Lo sfruttamento di personaggi secondari che rappresentano ottimi elementi di supporto ai protagonisti (eccetto forse per la figura un po’ sfuggente e poco presente della bibliotecaria Maggie), contribuisce a rendere il romanzo ancora più completo, un’ottima lettura da fare quando si sente l’esigenza di entrare in un mondo macabro e di assistere alle gesta di un’eroina improbabile contro un essere malvagio e privo di scrupoli.
Non ho percepito vera e propria paura durante la lettura, devo ammetterlo, ma un forte senso di inquietudine sì, e soprattutto la voglia di andare avanti in ogni momento libero e ogni sera fino a tardi, pur di sapere come sarebbe andata a finire.

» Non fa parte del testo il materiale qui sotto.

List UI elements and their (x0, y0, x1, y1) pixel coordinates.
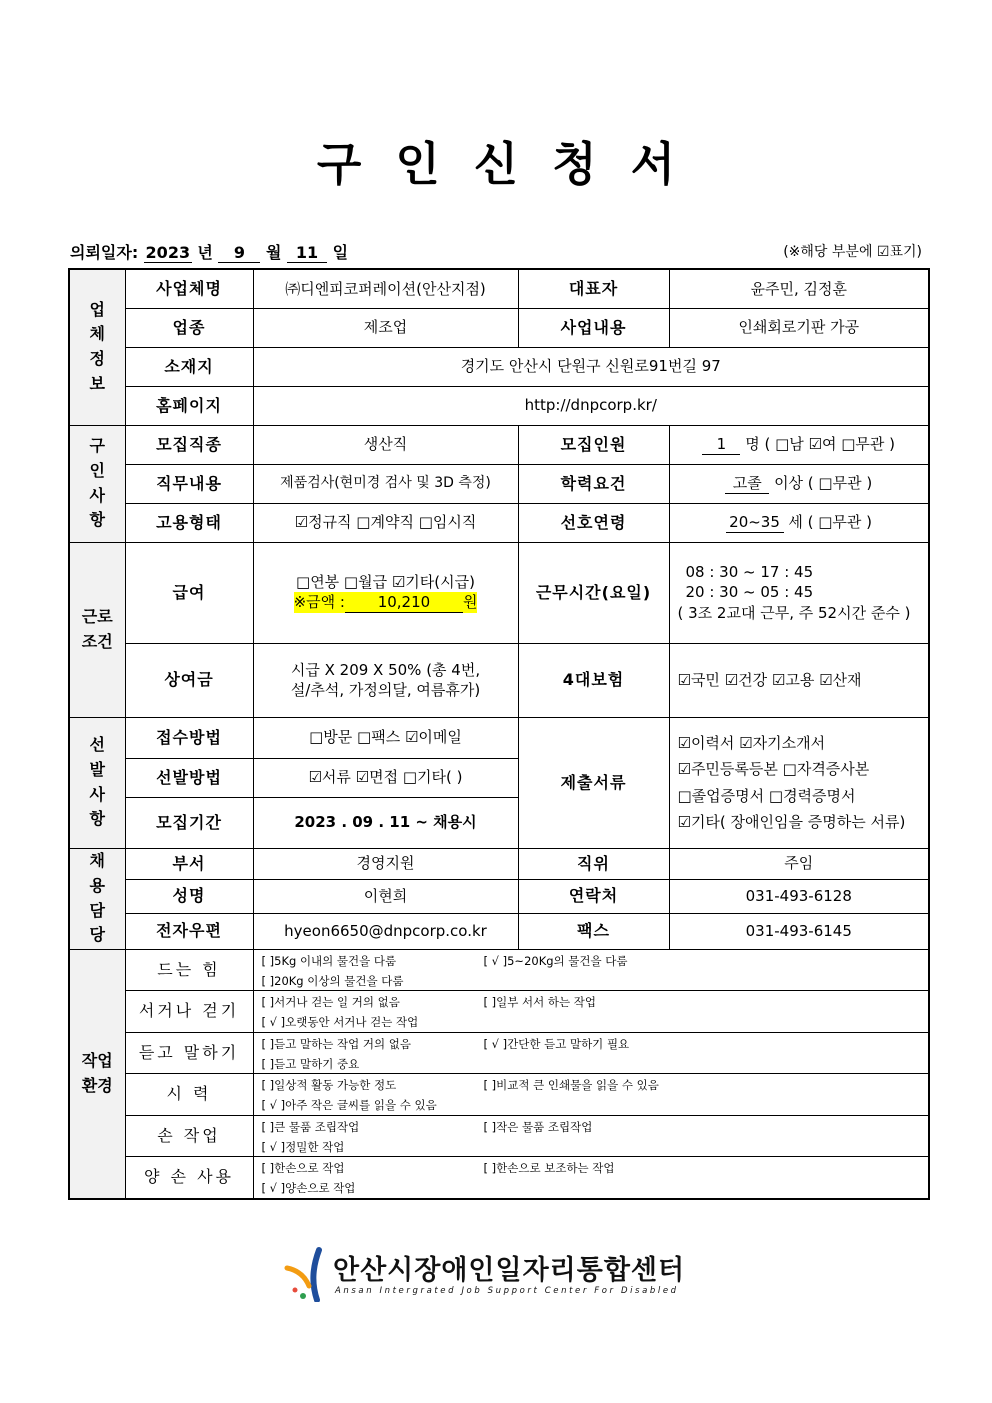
section-selection: 선 발 사 항 (69, 717, 125, 848)
method-label: 선발방법 (125, 758, 253, 797)
env-options (253, 991, 929, 1033)
email-label: 전자우편 (125, 913, 253, 949)
employ-type: ☑정규직 □계약직 □임시직 (253, 503, 518, 542)
env-options (253, 1157, 929, 1199)
section-company: 업 체 정 보 (69, 269, 125, 425)
env-option: [ ]큰 물품 조립작업 (261, 1119, 360, 1134)
fax-label: 팩스 (518, 913, 669, 949)
env-option: [ ]일상적 활동 가능한 정도 (261, 1078, 397, 1092)
env-row (69, 1157, 929, 1199)
env-row (69, 991, 929, 1033)
insurance-label: 4대보험 (518, 643, 669, 717)
ansan-center-logo-icon (283, 1246, 327, 1302)
bonus: 시급 X 209 X 50% (총 4번, 설/추석, 가정의달, 여름휴가) (253, 643, 518, 717)
env-option: [ √ ]간단한 듣고 말하기 필요 (483, 1036, 630, 1051)
env-options (253, 1032, 929, 1074)
docs-line-4: ☑기타( 장애인임을 증명하는 서류) (677, 812, 906, 831)
duty-label: 직무내용 (125, 464, 253, 503)
env-option: [ √ ]오랫동안 서거나 걷는 작업 (261, 1015, 419, 1030)
env-label: 양 손 사용 (125, 1157, 253, 1199)
homepage-label: 홈페이지 (125, 386, 253, 425)
job-label: 모집직종 (125, 425, 253, 464)
env-option: [ ]듣고 말하기 중요 (261, 1056, 360, 1071)
position-label: 직위 (518, 848, 669, 879)
company-name: ㈜디엔피코퍼레이션(안산지점) (253, 269, 518, 308)
request-day-unit: 일 (332, 243, 349, 262)
env-option: [ ]한손으로 보조하는 작업 (483, 1161, 615, 1175)
docs-line-2: ☑주민등록등본 □자격증사본 (677, 760, 870, 779)
docs-label: 제출서류 (518, 717, 669, 848)
env-label: 시 력 (125, 1074, 253, 1116)
phone: 031-493-6128 (669, 879, 929, 913)
business-label: 사업내용 (518, 308, 669, 347)
hours-note: ( 3조 2교대 근무, 주 52시간 준수 ) (677, 603, 911, 622)
env-options (253, 1115, 929, 1157)
env-label: 손 작업 (125, 1115, 253, 1157)
env-option: [ √ ]양손으로 작업 (261, 1181, 356, 1196)
age-label: 선호연령 (518, 503, 669, 542)
pay-label: 급여 (125, 542, 253, 643)
env-option: [ ]20Kg 이상의 물건을 다룸 (261, 973, 404, 988)
env-option: [ √ ]정밀한 작업 (261, 1139, 345, 1154)
env-row (69, 949, 929, 991)
docs-line-1: ☑이력서 ☑자기소개서 (677, 734, 826, 752)
hours-label: 근무시간(요일) (518, 542, 669, 643)
phone-label: 연락처 (518, 879, 669, 913)
pay-amount (294, 592, 478, 613)
count-label: 모집인원 (518, 425, 669, 464)
industry: 제조업 (253, 308, 518, 347)
env-label: 서거나 걷기 (125, 991, 253, 1033)
section-environment: 작업 환경 (69, 949, 125, 1199)
recruit-count (669, 425, 929, 464)
selection-method: ☑서류 ☑면접 □기타( ) (253, 758, 518, 797)
request-year-unit: 년 (197, 243, 213, 262)
period-label: 모집기간 (125, 797, 253, 848)
education (669, 464, 929, 503)
receipt-method: □방문 □팩스 ☑이메일 (253, 717, 518, 758)
footer-logo (283, 1246, 703, 1302)
env-option: [ ]작은 물품 조립작업 (483, 1119, 593, 1134)
application-table (68, 268, 930, 1200)
edu-options: 이상 ( □무관 ) (774, 473, 873, 492)
hours-shift-2: 20 : 30 ~ 05 : 45 (685, 583, 814, 602)
request-day: 11 (287, 244, 327, 263)
section-recruit: 구 인 사 항 (69, 425, 125, 542)
homepage-link[interactable]: http://dnpcorp.kr/ (253, 386, 929, 425)
count-options: 명 ( □남 ☑여 □무관 ) (745, 434, 896, 453)
env-options (253, 949, 929, 991)
request-year: 2023 (145, 243, 191, 262)
position: 주임 (669, 848, 929, 879)
page-title: 구인신청서 (316, 137, 710, 191)
employ-label: 고용형태 (125, 503, 253, 542)
recruit-period: 2023 . 09 . 11 ~ 채용시 (253, 797, 518, 848)
ceo: 윤주민, 김정훈 (669, 269, 929, 308)
env-label: 드는 힘 (125, 949, 253, 991)
contact-name: 이현희 (253, 879, 518, 913)
address: 경기도 안산시 단원구 신원로91번길 97 (253, 347, 929, 386)
footer-logo-name: 안산시장애인일자리통합센터 (333, 1255, 686, 1286)
section-contact: 채 용 담 당 (69, 848, 125, 949)
work-hours (669, 542, 929, 643)
env-option: [ ]서거나 걷는 일 거의 없음 (261, 995, 400, 1009)
env-option: [ √ ]아주 작은 글씨를 읽을 수 있음 (261, 1098, 437, 1113)
request-month: 9 (218, 244, 260, 263)
company-name-label: 사업체명 (125, 269, 253, 308)
env-row (69, 1074, 929, 1116)
contact-name-label: 성명 (125, 879, 253, 913)
request-date (70, 240, 348, 263)
edu-value: 고졸 (725, 473, 769, 494)
job: 생산직 (253, 425, 518, 464)
business: 인쇄회로기판 가공 (669, 308, 929, 347)
env-options (253, 1074, 929, 1116)
env-row (69, 1032, 929, 1074)
pay-types: □연봉 □월급 ☑기타(시급) (296, 572, 475, 591)
section-conditions: 근로 조건 (69, 542, 125, 717)
email-link[interactable]: hyeon6650@dnpcorp.co.kr (253, 913, 518, 949)
env-label: 듣고 말하기 (125, 1032, 253, 1074)
age-options: 세 ( □무관 ) (788, 512, 872, 531)
bonus-label: 상여금 (125, 643, 253, 717)
amount-unit: 원 (462, 593, 478, 611)
request-date-label: 의뢰일자: (70, 243, 139, 262)
ceo-label: 대표자 (518, 269, 669, 308)
duty: 제품검사(현미경 검사 및 3D 측정) (253, 464, 518, 503)
age-value: 20~35 (726, 512, 784, 533)
hours-shift-1: 08 : 30 ~ 17 : 45 (685, 563, 814, 582)
fax: 031-493-6145 (669, 913, 929, 949)
env-option: [ ]일부 서서 하는 작업 (483, 995, 596, 1009)
amount-value: 10,210 (345, 592, 463, 613)
env-option: [ ]한손으로 작업 (261, 1161, 345, 1175)
env-option: [ ]5Kg 이내의 물건을 다룸 (261, 953, 397, 968)
industry-label: 업종 (125, 308, 253, 347)
mark-note: (※해당 부분에 ☑표기) (783, 244, 922, 260)
edu-label: 학력요건 (518, 464, 669, 503)
env-option: [ √ ]5~20Kg의 물건을 다룸 (483, 953, 628, 968)
dept: 경영지원 (253, 848, 518, 879)
request-month-unit: 월 (266, 243, 282, 262)
footer-logo-subtitle: Ansan Intergrated Job Support Center For Disabled (335, 1286, 679, 1296)
docs-line-3: □졸업증명서 □경력증명서 (677, 786, 856, 805)
count-value: 1 (702, 434, 740, 455)
preferred-age (669, 503, 929, 542)
env-option: [ ]비교적 큰 인쇄물을 읽을 수 있음 (483, 1078, 659, 1092)
dept-label: 부서 (125, 848, 253, 879)
env-row (69, 1115, 929, 1157)
submit-docs (669, 717, 929, 848)
address-label: 소재지 (125, 347, 253, 386)
insurance: ☑국민 ☑건강 ☑고용 ☑산재 (669, 643, 929, 717)
receipt-label: 접수방법 (125, 717, 253, 758)
amount-label: ※금액 : (293, 593, 345, 611)
pay (253, 542, 518, 643)
env-option: [ ]듣고 말하는 작업 거의 없음 (261, 1036, 411, 1051)
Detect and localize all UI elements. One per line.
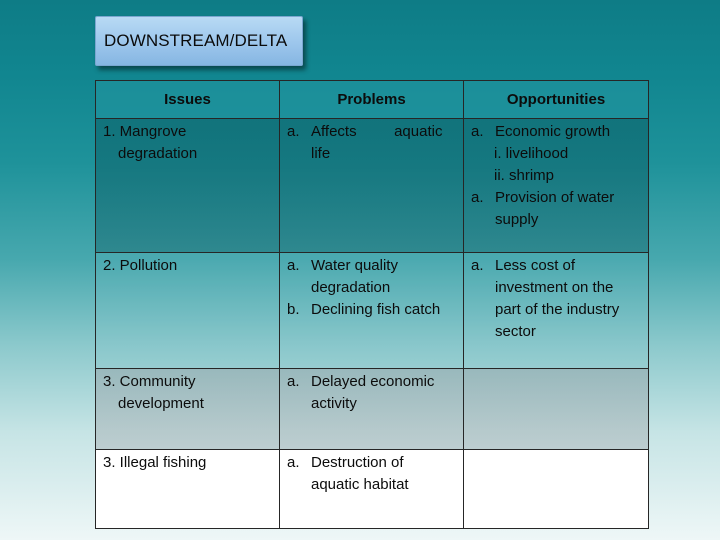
issue-text: degradation [118, 145, 198, 162]
problems-cell [280, 253, 464, 369]
problem-item [287, 371, 457, 415]
problem-text: Delayed economic [311, 373, 435, 390]
table-row [96, 450, 649, 529]
issue-text: 3. Community [103, 373, 196, 390]
header-opportunities: Opportunities [464, 81, 649, 119]
opportunity-item [471, 121, 642, 143]
problem-item [287, 255, 457, 299]
opportunity-text: Economic growth [495, 123, 611, 140]
issue-text: development [118, 395, 204, 412]
issue-text: 3. Illegal fishing [103, 454, 207, 471]
header-problems: Problems [280, 81, 464, 119]
issue-cell [96, 369, 280, 450]
opportunities-cell [464, 253, 649, 369]
list-marker: a. [287, 123, 300, 140]
issue-cell [96, 119, 280, 253]
list-marker: a. [471, 123, 484, 140]
problem-text: degradation [311, 279, 391, 296]
table-row [96, 369, 649, 450]
problem-text: Destruction of [311, 454, 404, 471]
list-marker: a. [287, 373, 300, 390]
problem-item [287, 121, 457, 165]
problems-cell [280, 369, 464, 450]
issues-table [95, 80, 649, 529]
issue-cell [96, 253, 280, 369]
opportunity-subitem: i. livelihood [494, 145, 569, 162]
problem-text: Declining fish catch [311, 301, 441, 318]
list-marker: a. [471, 257, 484, 274]
list-marker: a. [287, 257, 300, 274]
problems-cell [280, 119, 464, 253]
problem-item [287, 299, 457, 321]
slide-title: DOWNSTREAM/DELTA [104, 31, 288, 50]
list-marker: a. [287, 454, 300, 471]
opportunities-cell [464, 450, 649, 529]
opportunity-item [471, 255, 642, 343]
opportunities-cell [464, 369, 649, 450]
problems-cell [280, 450, 464, 529]
issue-text: 2. Pollution [103, 257, 178, 274]
issue-text: 1. Mangrove [103, 123, 187, 140]
problem-text: activity [311, 395, 357, 412]
opportunity-item [471, 187, 642, 231]
problem-item [287, 452, 457, 496]
table-header-row [96, 81, 649, 119]
opportunity-text: Provision of water supply [495, 189, 615, 228]
opportunities-cell [464, 119, 649, 253]
header-issues: Issues [96, 81, 280, 119]
opportunity-subitem: ii. shrimp [494, 167, 555, 184]
table-row [96, 253, 649, 369]
list-marker: a. [471, 189, 484, 206]
problem-text: Water quality [311, 257, 398, 274]
table-row [96, 119, 649, 253]
slide-title-box [95, 16, 303, 66]
problem-text: aquatic habitat [311, 476, 409, 493]
problem-text: life [311, 145, 331, 162]
opportunity-text: Less cost of investment on the part of the industry sector [495, 257, 620, 340]
issue-cell [96, 450, 280, 529]
list-marker: b. [287, 301, 300, 318]
problem-text: Affects aquatic [311, 123, 443, 140]
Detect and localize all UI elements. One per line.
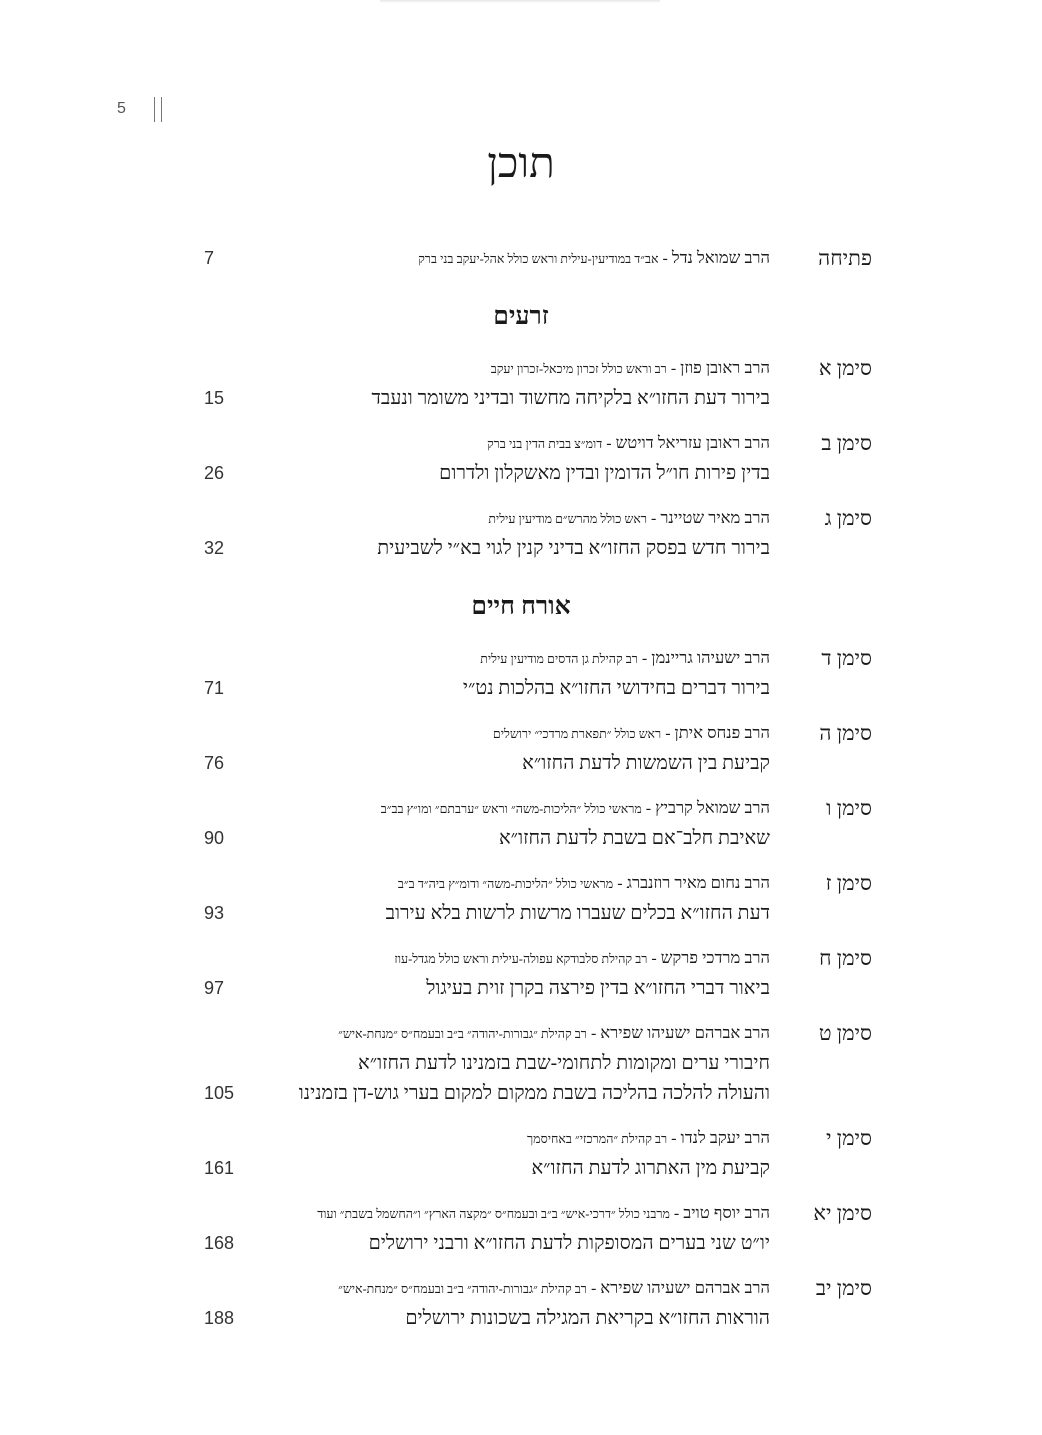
entry-content: [377, 503, 770, 564]
author-name: הרב אברהם ישעיהו שפירא: [600, 1023, 770, 1042]
entry-label: סימן ח: [819, 946, 872, 970]
entry-label: סימן ו: [826, 796, 872, 820]
entry-title-line: בירור דעת החזו״א בלקיחה מחשוד ובדיני משומר ונעבד: [371, 388, 770, 409]
entry-content: [418, 243, 770, 274]
entry-page-number: 90: [204, 828, 225, 848]
entry-label: סימן ד: [821, 646, 872, 670]
entry-content: [439, 428, 770, 489]
entry-title-line: שאיבת חלב־אם בשבת לדעת החזו״א: [498, 828, 770, 849]
entry-content: [493, 718, 770, 779]
author-name: הרב ראובן פוזן: [680, 358, 770, 377]
entry-title-line: חיבורי ערים ומקומות לתחומי-שבת בזמנינו לדעת החזו״א: [358, 1053, 770, 1074]
entry-page-number: 105: [204, 1083, 235, 1103]
entry-author: הרב אברהם ישעיהו שפירא - רב קהילת ״גבורות-יהודה״ ב״ב ובעמח״ס ״מנחת-איש״: [338, 1278, 770, 1297]
author-description: רב קהילת ״גבורות-יהודה״ ב״ב ובעמח״ס ״מנחת-איש״: [338, 1027, 587, 1041]
toc-entry[interactable]: [0, 718, 1042, 778]
entry-content: [527, 1123, 770, 1184]
toc-entry[interactable]: [0, 943, 1042, 1003]
entry-title-line: בירור חדש בפסק החזו״א בדיני קנין לגוי בא״י לשביעית: [377, 538, 770, 559]
toc-entry[interactable]: [0, 868, 1042, 928]
entry-content: [381, 793, 770, 854]
entry-author: הרב אברהם ישעיהו שפירא - רב קהילת ״גבורות-יהודה״ ב״ב ובעמח״ס ״מנחת-איש״: [338, 1023, 770, 1042]
entry-author: הרב ישעיהו גריינמן - רב קהילת גן הדסים מודיעין עילית: [480, 648, 770, 667]
entry-content: [338, 1273, 770, 1334]
section-heading: אורח חיים: [471, 593, 571, 620]
header-double-rule: [154, 97, 162, 122]
author-description: ראש כולל ״תפארת מרדכי״ ירושלים: [492, 727, 662, 741]
entry-author: הרב ראובן עזריאל דויטש - דומ״צ בבית הדין בני ברק: [486, 433, 770, 452]
author-description: דומ״צ בבית הדין בני ברק: [486, 437, 603, 451]
entry-label: סימן ט: [818, 1021, 872, 1045]
toc-entry[interactable]: [0, 643, 1042, 703]
page-number: 5: [117, 100, 126, 117]
author-name: הרב נחום מאיר רוזנברג: [626, 873, 770, 892]
author-description: רב וראש כולל זכרון מיכאל-זכרון יעקב: [490, 362, 667, 376]
author-description: רב קהילת ״גבורות-יהודה״ ב״ב ובעמח״ס ״מנחת-איש״: [338, 1282, 587, 1296]
author-name: הרב שמואל קרביץ: [655, 798, 770, 817]
entry-content: [394, 943, 770, 1004]
author-name: הרב יעקב לנדו: [680, 1128, 770, 1147]
entry-title-line: בדין פירות חו״ל הדומין ובדין מאשקלון ולדרום: [439, 463, 770, 484]
entry-page-number: 93: [204, 903, 225, 923]
author-name: הרב מאיר שטיינר: [660, 508, 770, 527]
entry-author: הרב יעקב לנדו - רב קהילת ״המרכזי״ באחיסמך: [527, 1128, 770, 1147]
entry-page-number: 97: [204, 978, 225, 998]
entry-title-line: בירור דברים בחידושי החזו״א בהלכות נט״י: [462, 678, 770, 699]
author-name: הרב פנחס איתן: [674, 723, 770, 742]
author-description: מרבני כולל ״דרכי-איש״ ב״ב ובעמח״ס ״מקצה הארץ״ ו״החשמל בשבת״ ועוד: [317, 1207, 670, 1221]
author-description: רב קהילת גן הדסים מודיעין עילית: [480, 652, 638, 666]
entry-label: סימן א: [818, 356, 872, 380]
entry-label: סימן יא: [813, 1201, 872, 1225]
entry-author: הרב מרדכי פרקש - רב קהילת סלבודקא עפולה-עילית וראש כולל מגדל-עוז: [394, 948, 770, 967]
toc-entry[interactable]: [0, 1018, 1042, 1108]
entry-title-line: יו״ט שני בערים המסופקות לדעת החזו״א ורבני ירושלים: [368, 1233, 770, 1254]
entry-page-number: 32: [204, 538, 225, 558]
entry-label: סימן ה: [819, 721, 872, 745]
toc-entry[interactable]: [0, 1273, 1042, 1333]
author-description: מראשי כולל ״הליכות-משה״ ודומ״ץ ביה״ד ב״ב: [397, 877, 614, 891]
entry-title-line: הוראות החזו״א בקריאת המגילה בשכונות ירושלים: [405, 1308, 770, 1329]
entry-title-line: קביעת בין השמשות לדעת החזו״א: [522, 753, 770, 774]
entry-label: סימן ז: [825, 871, 872, 895]
author-description: רב קהילת ״המרכזי״ באחיסמך: [527, 1132, 668, 1146]
page-top-edge: [380, 0, 660, 3]
entry-page-number: 161: [204, 1158, 235, 1178]
entry-label: סימן ב: [821, 431, 872, 455]
author-name: הרב ראובן עזריאל דויטש: [615, 433, 770, 452]
entry-content: [317, 1198, 770, 1259]
author-name: הרב אברהם ישעיהו שפירא: [600, 1278, 770, 1297]
table-of-contents: [0, 243, 1042, 1348]
page-title: תוכן: [487, 141, 555, 187]
entry-label: סימן יב: [815, 1276, 872, 1300]
entry-author: הרב ראובן פוזן - רב וראש כולל זכרון מיכאל-זכרון יעקב: [490, 358, 770, 377]
entry-page-number: 76: [204, 753, 225, 773]
toc-entry[interactable]: [0, 428, 1042, 488]
author-name: הרב מרדכי פרקש: [660, 948, 770, 967]
entry-page-number: 71: [204, 678, 225, 698]
entry-page-number: 26: [204, 463, 225, 483]
entry-title-line: דעת החזו״א בכלים שעברו מרשות לרשות בלא עירוב: [385, 903, 770, 924]
entry-page-number: 7: [204, 248, 215, 268]
toc-entry[interactable]: [0, 793, 1042, 853]
entry-content: [299, 1018, 770, 1109]
entry-author: הרב שמואל קרביץ - מראשי כולל ״הליכות-משה״ וראש ״ערבתם״ ומו״ץ בב״ב: [380, 798, 770, 817]
entry-page-number: 15: [204, 388, 225, 408]
toc-entry-petiha[interactable]: [0, 243, 1042, 273]
entry-label: סימן ג: [824, 506, 872, 530]
toc-entry[interactable]: [0, 1198, 1042, 1258]
entry-page-number: 168: [204, 1233, 235, 1253]
author-description: מראשי כולל ״הליכות-משה״ וראש ״ערבתם״ ומו״ץ בב״ב: [380, 802, 642, 816]
entry-label: פתיחה: [818, 246, 872, 270]
entry-label: סימן י: [825, 1126, 872, 1150]
author-name: הרב יוסף טויב: [683, 1203, 770, 1222]
toc-entry[interactable]: [0, 1123, 1042, 1183]
section-heading: זרעים: [493, 303, 549, 330]
entry-content: [386, 868, 770, 929]
entry-author: הרב יוסף טויב - מרבני כולל ״דרכי-איש״ ב״ב ובעמח״ס ״מקצה הארץ״ ו״החשמל בשבת״ ועוד: [317, 1203, 770, 1222]
toc-entry[interactable]: [0, 503, 1042, 563]
entry-title-line: והעולה להלכה בהליכה בשבת ממקום למקום בערי גוש-דן בזמנינו: [298, 1083, 770, 1104]
entry-author: הרב נחום מאיר רוזנברג - מראשי כולל ״הליכות-משה״ ודומ״ץ ביה״ד ב״ב: [397, 873, 770, 892]
entry-title-line: ביאור דברי החזו״א בדין פירצה בקרן זוית בעיגול: [426, 978, 770, 999]
author-description: רב קהילת סלבודקא עפולה-עילית וראש כולל מגדל-עוז: [394, 952, 648, 966]
author-description: אב״ד במודיעין-עילית וראש כולל אהל-יעקב בני ברק: [418, 252, 659, 266]
author-description: ראש כולל מהרש״ם מודיעין עילית: [488, 512, 647, 526]
entry-content: [463, 643, 770, 704]
toc-entry[interactable]: [0, 353, 1042, 413]
entry-author: הרב פנחס איתן - ראש כולל ״תפארת מרדכי״ ירושלים: [492, 723, 770, 742]
entry-author: הרב מאיר שטיינר - ראש כולל מהרש״ם מודיעין עילית: [488, 508, 770, 527]
entry-content: [372, 353, 770, 414]
author-name: הרב ישעיהו גריינמן: [651, 648, 770, 667]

P.s. Dal romanzo di Joe Hill è stata tratta una serie tv di Amazon Prime Video con Zachary Quinto nei panni di Manx e Ashleigh Cummings in quelli di Vic. Non regge il confronto con il romanzo e il concentrarsi sulla componente drammatica della storia smorza un po’ i toni horror, ma è comunque piacevole da vedere e riesce anch’essa a dare qualche piccolo brivido.

Voto: 5 pescetti su 5

Consigliato a chi: vuole essere in ansia per i personaggi fino alla fine; è affascinato dalle auto d’epoca…soprattutto se dotate di vita propria; vuole scoprire il metodo perfetto per trovare gli oggetti scomparsi (anche voi non sapete mai dove avete imbucato il telecomando?)

Sconsigliato a chi: crede che il Natale sia la festività più spensierata che ci sia; ama gli eroi classici e senza macchia; odia i personaggi che parlano in rima (pioggia pioggia via di qui, torna pure un altro dì!).